A $100 million-plus shopping center that the developer said will be in the mold of the Farah and Las Palmas shopping centers in East El Paso will be built in far West El Paso.
The 500,000 square-foot West Towne Marketplace is expected to be completed by the end of 2017. It will be on 63 acres in the northeast corner of Interstate 10 and Paseo del Norte (Artcraft).
"It will be similar to Las Palmas and Farah. Both Farah and Las Palmas have big-box tenants and restaurants," said Adam Frank, president of River Oaks Properties, one of El Paso's largest shopping center developers.
The so called regional power center is being designed by a nationally known, Phoenix architectural firm that will push the ambiance to fit the neighborhood, Frank said. It will have upgraded landscaping and be pedestrian friendly, he said.
West Towne will be the largest shopping center built by River Oaks in its 48-year-old history, Frank said. The company, which specializes in building neighborhood strip shopping centers, was already in the midst of a previously announced, five-year, $200 million-plus shopping center construction tear before announcing the West Towne project this month. River Oaks plans to open six strip shopping centers this year.
The company is owned by Gerald Rubin, founder of consumer products company Helen of Troy. He's now River Oaks chief executive officer.
"We felt the economy was right in El Paso and nationwide to do this project," Frank said. "Most of our projects are in far East El Paso, and we felt it would be good to do one on the West Side."
Mike Doblado, general manager of the almost 432,000 square-foot, 96-store Outlet Shoppes at El Paso, located near the West Towne site, said he expects the new center will help draw more shoppers to the area.
"It's good for the economy, and we think there’s enough room for all of us," Doblado said in an email. "As a power center, it’s a different kind of shopping experience than the outlet shopping experience we provide."
The outlet mall, which opened in fall 2007, continues to have sales increases, Doblado said.

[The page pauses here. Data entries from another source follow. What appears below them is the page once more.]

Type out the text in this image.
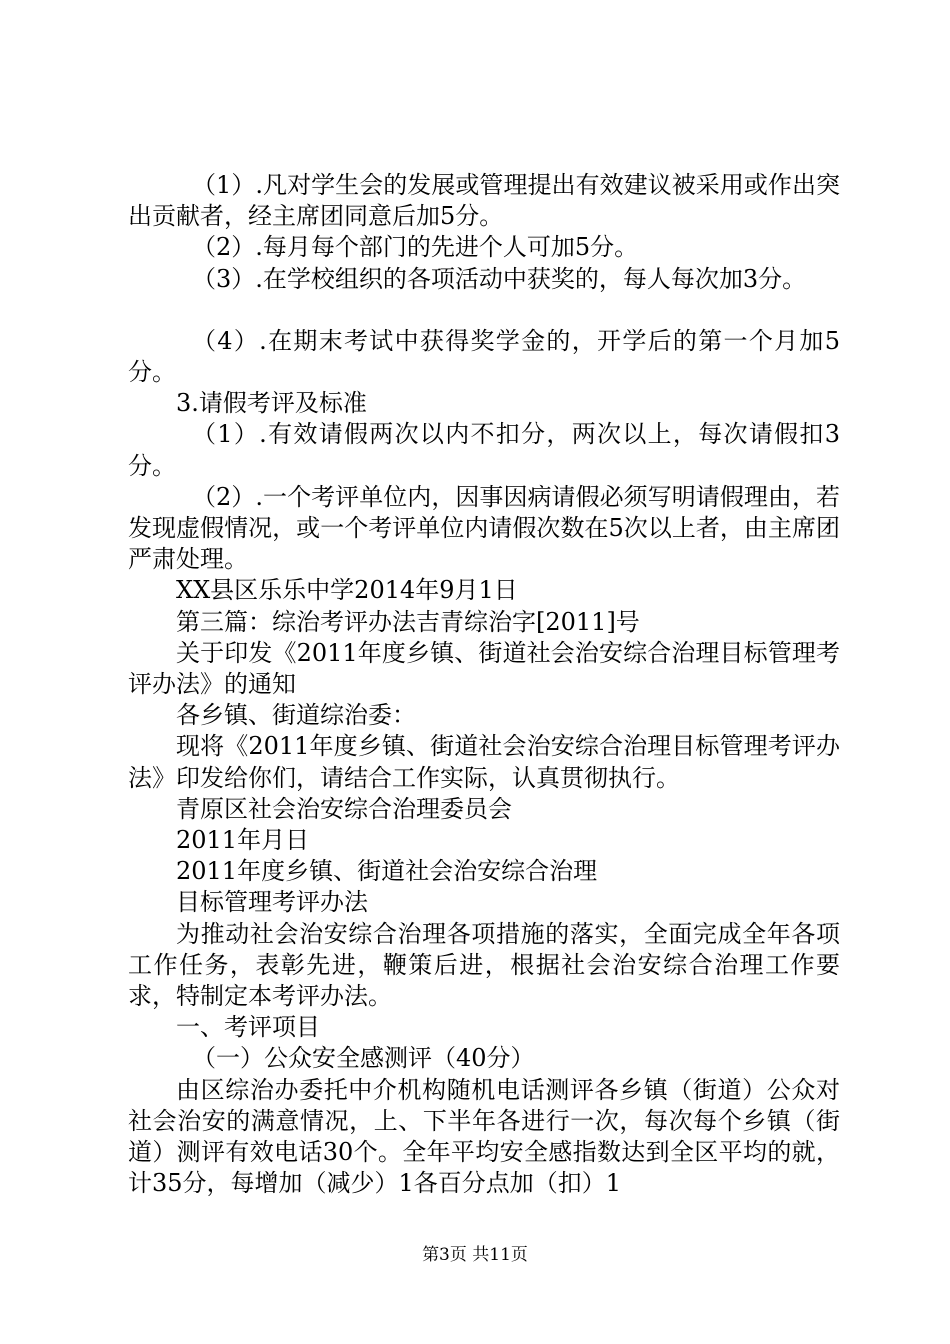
（1）.凡对学生会的发展或管理提出有效建议被采用或作出突出贡献者，经主席团同意后加5分。

（2）.每月每个部门的先进个人可加5分。

（3）.在学校组织的各项活动中获奖的，每人每次加3分。

（4）.在期末考试中获得奖学金的，开学后的第一个月加5分。

3.请假考评及标准

（1）.有效请假两次以内不扣分，两次以上，每次请假扣3分。

（2）.一个考评单位内，因事因病请假必须写明请假理由，若发现虚假情况，或一个考评单位内请假次数在5次以上者，由主席团严肃处理。

XX县区乐乐中学2014年9月1日

第三篇：综治考评办法吉青综治字[2011]号

关于印发《2011年度乡镇、街道社会治安综合治理目标管理考评办法》的通知

各乡镇、街道综治委：

现将《2011年度乡镇、街道社会治安综合治理目标管理考评办法》印发给你们，请结合工作实际，认真贯彻执行。

青原区社会治安综合治理委员会

2011年月日

2011年度乡镇、街道社会治安综合治理

目标管理考评办法

为推动社会治安综合治理各项措施的落实，全面完成全年各项工作任务，表彰先进，鞭策后进，根据社会治安综合治理工作要求，特制定本考评办法。

一、考评项目

（一）公众安全感测评（40分）

由区综治办委托中介机构随机电话测评各乡镇（街道）公众对社会治安的满意情况，上、下半年各进行一次，每次每个乡镇（街道）测评有效电话30个。全年平均安全感指数达到全区平均的就，计35分，每增加（减少）1各百分点加（扣）1

第3页 共11页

West Towne will be anchored by a supermarket, movie theater, and sporting goods store and will have "all kinds of restaurants," Frank promised. It also will have some upscale retailers, he said.
Names of retailers that may be in the center can't be divulged yet, Frank said. But the grocery store won't be a Walmart Neighborhood Market, a Trader Joe's, or Whole Foods Market, he said.
"We have in excess of 25 letters of intent" from possible tenants, Frank said. "We probably will start announcing tenants in the next couple of months."
Rick Butler, president and founder of Butler Design Group, the Phoenix architectural firm designing West Towne, said the center's architectural design should help attract retailers.
It will have a contemporary Southwest design using a mix of colors and various materials, including stone and wood, and feature pedestrian walkways with seating areas, plazas, and lots of landscaping, Butler said. Buildings will be linked by walkways to give it a strong pedestrian connectivity, he said.
It will have an "identifiable sense of place," Butler said.
A focal point in the middle of the center will be a large roundabout with lots of landscaping and possibly a water feature, he said.
Butler's firm has designed many eye-catching retail centers in the Phoenix area, including its signature project, the 120-acre, 1.3 million square-foot Tempe Marketplace, which has dramatic light and laser elements, outdoor fireplaces and unique water features.
Rick Amstater, partner in RJL Real Estate Consultants, an El Paso real estate company, and leasing agent for West Towne, said a well-designed center is an asset. But the key to attracting retailers to any center is to have strong anchors, he said.
"I think we will have some good anchors, and that will attract other retailers," Amstater said.
Amstater began looking for possible retail tenants for the site's previous owners, he said. National retailers have been receptive to the site, which is helped by its I-10 location, he said.
River Oaks bought the 63 acres from Western Refining founder Paul Foster and two partners, who for several years had been looking at putting a retail center there.
"We were working with Centergy (Retail) to look at potential development scenarios," Foster said in an email. Centergy is the Dallas developer which did The Fountains at Farah shopping center on property Foster owns at Interstate 10 and Hawkins in East El Paso. Stores at the 600,000 square-foot Farah center began opening in September 2013.
"River Oaks made an unsolicited offer to purchase the property from us and we decided that the economics were better for us to sell than to develop the property ourselves," Foster said.
No sales price for the property was disclosed.